Big Zee and I spent several years surf fishing for shark and big drum, and we got away from PVC because it tended to crack and didn't last season after season. If your PVC holder fails when you get a huge run, you might kiss an expensive rod and reel goodbye. I bought 10 foot lengths of galvanized electrical conduit at Home Depot, cut them in half and spray painted them bright yellow with Krylon for visibility (morons driving near the surfline can cause a lot of expensive damage). I bought rubber couplings, cut those in half and put them on the top of the holder to protect the rods/reels. To sink the holders, just walk to the water line, push them into the wet sand, and do your best Cheech & Chong imitation of hitting a giant bong while pressing down. Having the tips of your rods higher cuts down on the amount of seaweed you'll deal with, and these things hold so well you can tighten your line and the tension will keep the reels suspended off of the rubber. When you hear a reel scream and then stop because the fish let the line go slack, the reel will have dropped down onto the rubber stopper.


----------



## 96chevybeachbum (Jul 27, 2009)

saltwatertom, I also use the same rubber on tops on my rod holders and also keep the reels a few inches off the holder. ive noticed sometimes a slot red will hit but not free the weight but the reel drops so you know something happened


----------



## Saltwater Jack (Jun 27, 2006)

Really nice bunch of surf spikes displayed here. Thanks for sharing your ideas. I still use the PVC spikes. I have had to run to the water to catch a rod before it gets wet. If I keep the spikes out of the wet sand, they do a good job. The last few years I have added a section of Pool Doodle to the top of the PVC to cushion the reel when it falls. I just whittle it to fit the PVC so it stands above the spike an inch or so. Not the best but works OK for me. I still chase trout all summer so don't usually get into the surf until Aug or so.


----------



## fishingcacher (Mar 29, 2008)

doublezer6 said:


> In the last year or so I have really tried to focus on reducing the amount of gear I bring to the surf with me, as I always find I bring more junk than useful equipment. Trying to employ the K.I.S.S. method more. That's why I don't bring anything to drive the posts into the sand. If the sand is wet enough, a little suction works great to get the holders as deep as you need. Just sand and round off the edges of the pipe to make sure it doesn't damage the rod grips and you're good to go.

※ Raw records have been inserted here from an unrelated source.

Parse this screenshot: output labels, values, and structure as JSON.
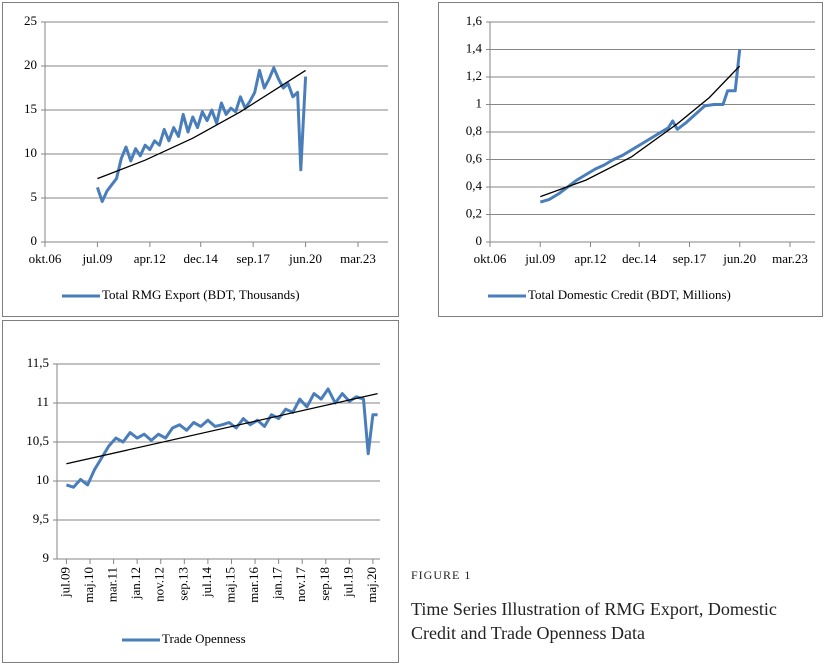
{
  "chart_data": [
    {
      "type": "line",
      "series": [
        {
          "name": "Total RMG Export (BDT, Thousands)",
          "color": "#4a7ebb",
          "x": [
            "2009-07",
            "2009-10",
            "2010-01",
            "2010-04",
            "2010-07",
            "2010-10",
            "2011-01",
            "2011-04",
            "2011-07",
            "2011-10",
            "2012-01",
            "2012-04",
            "2012-07",
            "2012-10",
            "2013-01",
            "2013-04",
            "2013-07",
            "2013-10",
            "2014-01",
            "2014-04",
            "2014-07",
            "2014-10",
            "2015-01",
            "2015-04",
            "2015-07",
            "2015-10",
            "2016-01",
            "2016-04",
            "2016-07",
            "2016-10",
            "2017-01",
            "2017-04",
            "2017-07",
            "2017-10",
            "2018-01",
            "2018-04",
            "2018-07",
            "2018-10",
            "2019-01",
            "2019-04",
            "2019-07",
            "2019-10",
            "2020-01",
            "2020-03",
            "2020-06"
          ],
          "values": [
            6.2,
            4.6,
            5.8,
            6.5,
            7.2,
            9.5,
            10.8,
            9.2,
            10.6,
            9.8,
            11.0,
            10.5,
            11.5,
            11.0,
            12.8,
            11.5,
            13.0,
            12.0,
            14.5,
            12.5,
            14.2,
            13.0,
            14.8,
            13.8,
            15.0,
            13.5,
            15.8,
            14.5,
            15.2,
            14.8,
            16.5,
            15.2,
            16.0,
            17.0,
            19.5,
            17.5,
            18.5,
            19.8,
            18.5,
            17.5,
            18.0,
            16.5,
            17.0,
            8.2,
            18.8
          ]
        }
      ],
      "trend": {
        "color": "#000000",
        "x": [
          "2009-07",
          "2012-01",
          "2014-07",
          "2017-01",
          "2020-06"
        ],
        "values": [
          7.2,
          9.3,
          11.8,
          14.8,
          19.5
        ]
      },
      "xlim": [
        "2006-10",
        "2023-03"
      ],
      "xticks": [
        {
          "value": "2006-10",
          "label": "okt.06"
        },
        {
          "value": "2009-07",
          "label": "jul.09"
        },
        {
          "value": "2012-04",
          "label": "apr.12"
        },
        {
          "value": "2014-12",
          "label": "dec.14"
        },
        {
          "value": "2017-09",
          "label": "sep.17"
        },
        {
          "value": "2020-06",
          "label": "jun.20"
        },
        {
          "value": "2023-03",
          "label": "mar.23"
        }
      ],
      "ylim": [
        0,
        25
      ],
      "yticks": [
        0,
        5,
        10,
        15,
        20,
        25
      ],
      "grid": true,
      "legend": "bottom"
    },
    {
      "type": "line",
      "series": [
        {
          "name": "Total Domestic Credit (BDT, Millions)",
          "color": "#4a7ebb",
          "x": [
            "2009-07",
            "2010-01",
            "2010-07",
            "2011-01",
            "2011-07",
            "2012-01",
            "2012-07",
            "2013-01",
            "2013-07",
            "2014-01",
            "2014-07",
            "2015-01",
            "2015-07",
            "2016-01",
            "2016-07",
            "2016-10",
            "2017-01",
            "2017-07",
            "2018-01",
            "2018-07",
            "2019-01",
            "2019-07",
            "2019-10",
            "2020-03",
            "2020-06"
          ],
          "values": [
            0.29,
            0.31,
            0.35,
            0.4,
            0.45,
            0.49,
            0.53,
            0.56,
            0.6,
            0.63,
            0.67,
            0.71,
            0.75,
            0.79,
            0.83,
            0.88,
            0.82,
            0.87,
            0.93,
            0.99,
            1.0,
            1.0,
            1.1,
            1.1,
            1.4
          ]
        }
      ],
      "trend": {
        "color": "#000000",
        "x": [
          "2009-07",
          "2012-01",
          "2014-07",
          "2017-01",
          "2018-10",
          "2020-06"
        ],
        "values": [
          0.33,
          0.45,
          0.62,
          0.86,
          1.05,
          1.28
        ]
      },
      "xlim": [
        "2006-10",
        "2023-03"
      ],
      "xticks": [
        {
          "value": "2006-10",
          "label": "okt.06"
        },
        {
          "value": "2009-07",
          "label": "jul.09"
        },
        {
          "value": "2012-04",
          "label": "apr.12"
        },
        {
          "value": "2014-12",
          "label": "dec.14"
        },
        {
          "value": "2017-09",
          "label": "sep.17"
        },
        {
          "value": "2020-06",
          "label": "jun.20"
        },
        {
          "value": "2023-03",
          "label": "mar.23"
        }
      ],
      "ylim": [
        0,
        1.6
      ],
      "yticks": [
        0,
        {
          "value": 0.2,
          "label": "0,2"
        },
        {
          "value": 0.4,
          "label": "0,4"
        },
        {
          "value": 0.6,
          "label": "0,6"
        },
        {
          "value": 0.8,
          "label": "0,8"
        },
        1,
        {
          "value": 1.2,
          "label": "1,2"
        },
        {
          "value": 1.4,
          "label": "1,4"
        },
        {
          "value": 1.6,
          "label": "1,6"
        }
      ],
      "grid": true,
      "legend": "bottom"
    },
    {
      "type": "line",
      "series": [
        {
          "name": "Trade Openness",
          "color": "#4a7ebb",
          "x": [
            "2009-07",
            "2009-10",
            "2010-01",
            "2010-04",
            "2010-07",
            "2010-10",
            "2011-01",
            "2011-04",
            "2011-07",
            "2011-10",
            "2012-01",
            "2012-04",
            "2012-07",
            "2012-10",
            "2013-01",
            "2013-04",
            "2013-07",
            "2013-10",
            "2014-01",
            "2014-04",
            "2014-07",
            "2014-10",
            "2015-01",
            "2015-04",
            "2015-07",
            "2015-10",
            "2016-01",
            "2016-04",
            "2016-07",
            "2016-10",
            "2017-01",
            "2017-04",
            "2017-07",
            "2017-10",
            "2018-01",
            "2018-04",
            "2018-07",
            "2018-10",
            "2019-01",
            "2019-04",
            "2019-07",
            "2019-10",
            "2020-01",
            "2020-03",
            "2020-05",
            "2020-07"
          ],
          "values": [
            9.95,
            9.92,
            10.02,
            9.95,
            10.15,
            10.3,
            10.45,
            10.55,
            10.5,
            10.62,
            10.55,
            10.6,
            10.52,
            10.6,
            10.55,
            10.68,
            10.72,
            10.65,
            10.75,
            10.7,
            10.78,
            10.7,
            10.72,
            10.75,
            10.68,
            10.8,
            10.72,
            10.78,
            10.7,
            10.85,
            10.8,
            10.92,
            10.88,
            11.05,
            10.95,
            11.12,
            11.05,
            11.18,
            11.0,
            11.12,
            11.02,
            11.08,
            11.05,
            10.35,
            10.85,
            10.85
          ]
        }
      ],
      "trend": {
        "color": "#000000",
        "x": [
          "2009-07",
          "2020-07"
        ],
        "values": [
          10.22,
          11.12
        ]
      },
      "xlim": [
        "2009-03",
        "2020-08"
      ],
      "xticks": [
        {
          "value": "2009-07",
          "label": "jul.09"
        },
        {
          "value": "2010-05",
          "label": "maj.10"
        },
        {
          "value": "2011-03",
          "label": "mar.11"
        },
        {
          "value": "2012-01",
          "label": "jan.12"
        },
        {
          "value": "2012-11",
          "label": "nov.12"
        },
        {
          "value": "2013-09",
          "label": "sep.13"
        },
        {
          "value": "2014-07",
          "label": "jul.14"
        },
        {
          "value": "2015-05",
          "label": "maj.15"
        },
        {
          "value": "2016-03",
          "label": "mar.16"
        },
        {
          "value": "2017-01",
          "label": "jan.17"
        },
        {
          "value": "2017-11",
          "label": "nov.17"
        },
        {
          "value": "2018-09",
          "label": "sep.18"
        },
        {
          "value": "2019-07",
          "label": "jul.19"
        },
        {
          "value": "2020-05",
          "label": "maj.20"
        }
      ],
      "xtick_rotation": -90,
      "ylim": [
        9,
        11.5
      ],
      "yticks": [
        9,
        {
          "value": 9.5,
          "label": "9,5"
        },
        10,
        {
          "value": 10.5,
          "label": "10,5"
        },
        11,
        {
          "value": 11.5,
          "label": "11,5"
        }
      ],
      "grid": true,
      "legend": "bottom"
    }
  ],
  "caption": {
    "label": "FIGURE 1",
    "text": "Time Series Illustration of RMG Export, Domestic Credit and Trade Openness Data"
  }
}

I totally agree. I especially have reduced what is in the tackle box.


----------



## sharkchum (Feb 10, 2012)

I've reduced all the gear I take to the beach, just to make room for more beer.

Sent from my SM-G930V using Tapatalk


----------



## Fight The Fish (Mar 21, 2017)

or a commercial option. Lightweight aluminum, 47" long, will last you a life time unless you forget it on the beach

Check it out at www.fightdafish.com or pop us an email at [email protected]

Will also do a special deal for 2 coolers !


----------



## ronnie collins (May 21, 2004)

I always put the reflected tape in red and white. you can get at walmart for trailers.


----------